4. Interpretability and Generalization Capabilities of the Model
Process Description
Using the integrated gradients method, the research team labeled the regions of molecules that contribute most to spectrum generation, finding that chromophore structures play a crucial role in peak prediction. Additionally, ECDformer demonstrates strong generalization capabilities in predicting infrared (IR) and mass spectra (MS).
Research Subjects and Processing
The subjects of study include various natural products and pharmaceutical molecules, such as compounds with antiviral, antagonistic, and anti-inflammatory effects.
Experimental Results
ECDformer accurately predicts the ECD spectra of these complex natural products and demonstrates excellent generalization performance in IR and MS prediction tasks.
Research Conclusions
Significance and Value of the Research
The core contribution of this study lies in proposing an efficient and interpretable ECD spectrum prediction framework, addressing the deficiencies of existing methods in data scarcity and interpretability. By constructing a large-scale dataset and introducing a deep learning model, ECDformer significantly improves the accuracy and efficiency of spectrum prediction. Moreover, the model’s peak-decoupling approach not only enhances prediction accuracy but also provides greater interpretability for the spectrum generation process.

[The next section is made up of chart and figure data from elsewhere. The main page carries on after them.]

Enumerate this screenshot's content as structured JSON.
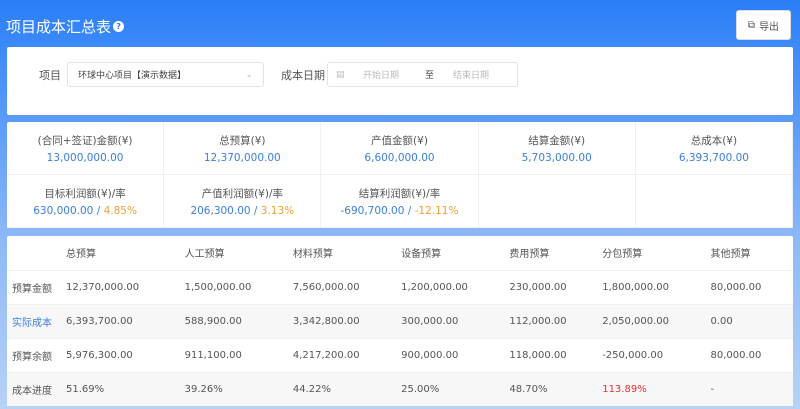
{
  "header": {
    "title": "项目成本汇总表",
    "help_icon": "question-circle-icon",
    "export_label": "导出",
    "export_icon": "export-icon"
  },
  "filter": {
    "project_label": "项目",
    "project_value": "环球中心项目【演示数据】",
    "date_label": "成本日期",
    "start_placeholder": "开始日期",
    "separator": "至",
    "end_placeholder": "结束日期"
  },
  "stats": [
    {
      "label": "(合同+签证)金额(¥)",
      "value": "13,000,000.00"
    },
    {
      "label": "总预算(¥)",
      "value": "12,370,000.00"
    },
    {
      "label": "产值金额(¥)",
      "value": "6,600,000.00"
    },
    {
      "label": "结算金额(¥)",
      "value": "5,703,000.00"
    },
    {
      "label": "总成本(¥)",
      "value": "6,393,700.00"
    },
    {
      "label": "目标利润额(¥)/率",
      "value": "630,000.00",
      "rate": "4.85%"
    },
    {
      "label": "产值利润额(¥)/率",
      "value": "206,300.00",
      "rate": "3.13%"
    },
    {
      "label": "结算利润额(¥)/率",
      "value": "-690,700.00",
      "rate": "-12.11%"
    }
  ],
  "table": {
    "headers": [
      "",
      "总预算",
      "人工预算",
      "材料预算",
      "设备预算",
      "费用预算",
      "分包预算",
      "其他预算"
    ],
    "rows": [
      [
        "预算金额",
        "12,370,000.00",
        "1,500,000.00",
        "7,560,000.00",
        "1,200,000.00",
        "230,000.00",
        "1,800,000.00",
        "80,000.00"
      ],
      [
        "实际成本",
        "6,393,700.00",
        "588,900.00",
        "3,342,800.00",
        "300,000.00",
        "112,000.00",
        "2,050,000.00",
        "0.00"
      ],
      [
        "预算余额",
        "5,976,300.00",
        "911,100.00",
        "4,217,200.00",
        "900,000.00",
        "118,000.00",
        "-250,000.00",
        "80,000.00"
      ],
      [
        "成本进度",
        "51.69%",
        "39.26%",
        "44.22%",
        "25.00%",
        "48.70%",
        "113.89%",
        "-"
      ]
    ]
  },
  "colors": {
    "primary": "#2a7ef8",
    "link": "#3a7fe0",
    "rate": "#f0a030",
    "over": "#e83030"
  }
}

Innovations of the Research
- Large-Scale CMCDS Dataset: Fills the gap in ECD spectrum data for chiral molecules, providing high-quality training data for deep learning models.
- ECDformer Model: Through peak decoupling and property prediction, it significantly improves the accuracy and efficiency of spectrum prediction.

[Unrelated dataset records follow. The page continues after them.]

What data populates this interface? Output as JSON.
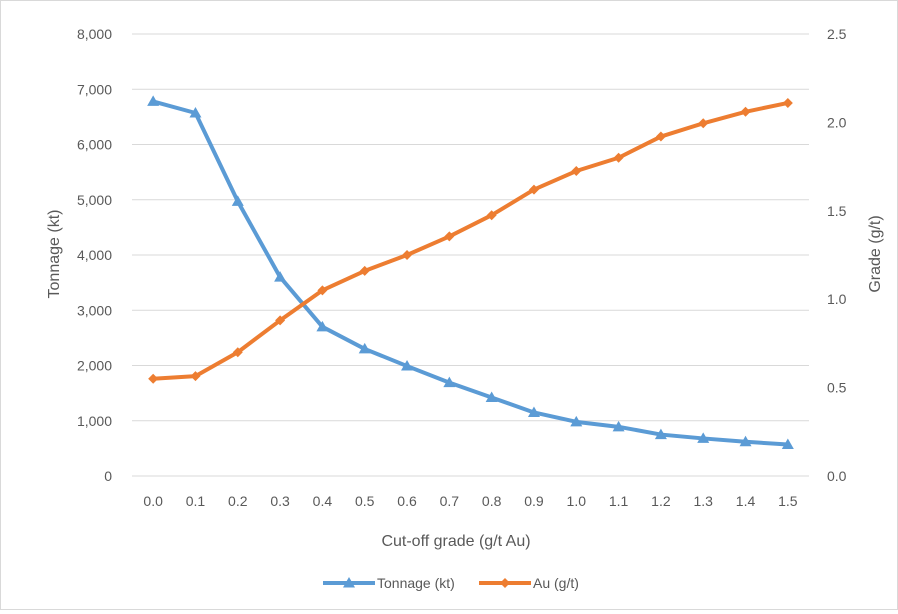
{
  "chart_data": {
    "type": "line",
    "title": "",
    "xlabel": "Cut-off grade (g/t Au)",
    "ylabel": "Tonnage (kt)",
    "y2label": "Grade (g/t)",
    "categories": [
      "0.0",
      "0.1",
      "0.2",
      "0.3",
      "0.4",
      "0.5",
      "0.6",
      "0.7",
      "0.8",
      "0.9",
      "1.0",
      "1.1",
      "1.2",
      "1.3",
      "1.4",
      "1.5"
    ],
    "ylim": [
      0,
      8000
    ],
    "y2lim": [
      0,
      2.5
    ],
    "yticks": [
      "0",
      "1,000",
      "2,000",
      "3,000",
      "4,000",
      "5,000",
      "6,000",
      "7,000",
      "8,000"
    ],
    "y2ticks": [
      "0.0",
      "0.5",
      "1.0",
      "1.5",
      "2.0",
      "2.5"
    ],
    "grid": true,
    "legend_position": "bottom",
    "series": [
      {
        "name": "Tonnage (kt)",
        "axis": "left",
        "marker": "triangle",
        "color": "#5B9BD5",
        "values": [
          6780,
          6570,
          4970,
          3600,
          2700,
          2300,
          1990,
          1690,
          1420,
          1150,
          980,
          890,
          750,
          680,
          620,
          570
        ]
      },
      {
        "name": "Au (g/t)",
        "axis": "right",
        "marker": "diamond",
        "color": "#ED7D31",
        "values": [
          0.55,
          0.565,
          0.7,
          0.88,
          1.05,
          1.16,
          1.25,
          1.355,
          1.475,
          1.62,
          1.725,
          1.8,
          1.92,
          1.995,
          2.06,
          2.11
        ]
      }
    ]
  }
}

- Generalization Capabilities: ECDformer accurately predicts IR and mass spectra, demonstrating its broad application potential in different spectrum prediction tasks.

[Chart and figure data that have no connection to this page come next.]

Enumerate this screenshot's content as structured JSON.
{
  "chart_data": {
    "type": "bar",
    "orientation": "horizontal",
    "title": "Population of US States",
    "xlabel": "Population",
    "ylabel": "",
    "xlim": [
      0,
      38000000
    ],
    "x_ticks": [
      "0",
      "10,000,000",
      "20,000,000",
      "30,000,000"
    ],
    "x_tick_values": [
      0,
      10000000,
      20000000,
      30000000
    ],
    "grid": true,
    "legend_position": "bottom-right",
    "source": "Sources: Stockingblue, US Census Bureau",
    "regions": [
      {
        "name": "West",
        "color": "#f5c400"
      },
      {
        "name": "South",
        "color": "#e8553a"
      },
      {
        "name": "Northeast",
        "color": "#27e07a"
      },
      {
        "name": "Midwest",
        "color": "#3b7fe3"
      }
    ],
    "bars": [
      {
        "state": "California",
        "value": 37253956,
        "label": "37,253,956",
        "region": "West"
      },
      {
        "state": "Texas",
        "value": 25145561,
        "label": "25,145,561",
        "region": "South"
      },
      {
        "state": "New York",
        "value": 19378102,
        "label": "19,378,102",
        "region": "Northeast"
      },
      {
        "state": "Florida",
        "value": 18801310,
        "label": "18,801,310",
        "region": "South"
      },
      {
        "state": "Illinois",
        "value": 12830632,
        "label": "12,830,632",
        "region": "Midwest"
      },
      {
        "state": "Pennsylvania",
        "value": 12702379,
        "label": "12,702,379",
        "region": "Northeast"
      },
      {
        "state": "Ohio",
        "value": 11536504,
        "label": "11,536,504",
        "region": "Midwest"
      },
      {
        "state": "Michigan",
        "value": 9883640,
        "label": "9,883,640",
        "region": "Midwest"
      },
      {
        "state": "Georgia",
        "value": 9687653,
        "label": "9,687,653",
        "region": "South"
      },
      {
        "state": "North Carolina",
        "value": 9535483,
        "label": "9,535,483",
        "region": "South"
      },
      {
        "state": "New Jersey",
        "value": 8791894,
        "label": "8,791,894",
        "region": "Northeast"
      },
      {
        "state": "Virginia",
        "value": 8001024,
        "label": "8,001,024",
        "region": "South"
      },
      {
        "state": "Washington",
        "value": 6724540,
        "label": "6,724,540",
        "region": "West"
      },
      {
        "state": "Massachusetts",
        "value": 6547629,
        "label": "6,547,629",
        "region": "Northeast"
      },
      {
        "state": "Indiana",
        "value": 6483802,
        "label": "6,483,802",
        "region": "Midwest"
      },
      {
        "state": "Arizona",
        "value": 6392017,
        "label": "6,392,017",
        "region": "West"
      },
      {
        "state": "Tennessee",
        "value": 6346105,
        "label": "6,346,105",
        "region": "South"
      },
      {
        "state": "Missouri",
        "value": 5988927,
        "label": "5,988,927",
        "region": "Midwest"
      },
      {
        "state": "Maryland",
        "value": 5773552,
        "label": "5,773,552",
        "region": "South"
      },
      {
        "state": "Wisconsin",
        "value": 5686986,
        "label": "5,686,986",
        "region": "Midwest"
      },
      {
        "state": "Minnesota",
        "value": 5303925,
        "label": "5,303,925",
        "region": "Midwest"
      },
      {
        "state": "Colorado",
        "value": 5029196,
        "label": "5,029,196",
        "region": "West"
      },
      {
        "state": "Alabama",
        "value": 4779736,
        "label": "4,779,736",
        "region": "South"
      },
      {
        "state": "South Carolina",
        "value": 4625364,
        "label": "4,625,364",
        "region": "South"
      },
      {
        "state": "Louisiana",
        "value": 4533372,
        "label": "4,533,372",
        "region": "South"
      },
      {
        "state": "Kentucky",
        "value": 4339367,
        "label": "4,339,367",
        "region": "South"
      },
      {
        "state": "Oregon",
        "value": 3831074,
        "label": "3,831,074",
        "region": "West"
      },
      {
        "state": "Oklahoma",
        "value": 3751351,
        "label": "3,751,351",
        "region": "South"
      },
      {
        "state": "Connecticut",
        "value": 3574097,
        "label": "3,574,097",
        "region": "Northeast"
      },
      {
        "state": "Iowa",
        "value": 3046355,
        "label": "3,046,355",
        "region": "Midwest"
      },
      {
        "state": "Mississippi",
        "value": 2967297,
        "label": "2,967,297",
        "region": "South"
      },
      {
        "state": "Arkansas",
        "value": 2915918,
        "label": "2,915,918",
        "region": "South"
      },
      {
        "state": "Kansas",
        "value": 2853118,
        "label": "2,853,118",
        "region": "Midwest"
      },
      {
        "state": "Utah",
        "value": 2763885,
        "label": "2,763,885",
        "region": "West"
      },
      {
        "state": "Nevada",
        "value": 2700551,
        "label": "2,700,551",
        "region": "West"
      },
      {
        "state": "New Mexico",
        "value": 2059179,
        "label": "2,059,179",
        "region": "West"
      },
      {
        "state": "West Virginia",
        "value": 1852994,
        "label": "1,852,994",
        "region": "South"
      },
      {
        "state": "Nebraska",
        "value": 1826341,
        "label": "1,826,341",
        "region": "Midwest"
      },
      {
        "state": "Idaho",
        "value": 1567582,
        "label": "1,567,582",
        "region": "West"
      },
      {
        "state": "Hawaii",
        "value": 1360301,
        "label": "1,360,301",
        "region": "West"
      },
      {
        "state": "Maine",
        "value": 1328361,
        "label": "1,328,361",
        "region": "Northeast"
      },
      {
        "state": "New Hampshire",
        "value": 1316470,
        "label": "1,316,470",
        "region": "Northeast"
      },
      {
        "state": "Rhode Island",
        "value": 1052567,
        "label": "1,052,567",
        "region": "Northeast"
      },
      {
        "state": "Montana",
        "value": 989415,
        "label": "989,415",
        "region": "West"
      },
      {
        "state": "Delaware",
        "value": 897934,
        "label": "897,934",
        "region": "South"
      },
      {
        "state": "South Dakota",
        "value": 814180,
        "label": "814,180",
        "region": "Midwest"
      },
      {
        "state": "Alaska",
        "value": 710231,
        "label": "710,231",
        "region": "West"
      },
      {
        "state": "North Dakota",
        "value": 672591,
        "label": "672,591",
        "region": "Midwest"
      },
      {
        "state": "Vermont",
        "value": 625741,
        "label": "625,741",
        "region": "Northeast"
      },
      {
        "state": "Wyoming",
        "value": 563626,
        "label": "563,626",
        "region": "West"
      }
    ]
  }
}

Other Valuable Information
The research team also explored the potential of ECDformer in molecular structure inference. Although the current model cannot fully reconstruct molecular structures from spectra, it shows some capabilities in identifying molecular orbitals and functional groups. Future research will further optimize the dataset, particularly by increasing data on molecules with multiple chiral centers, to enhance the model’s comprehensive characterization of chiral structures.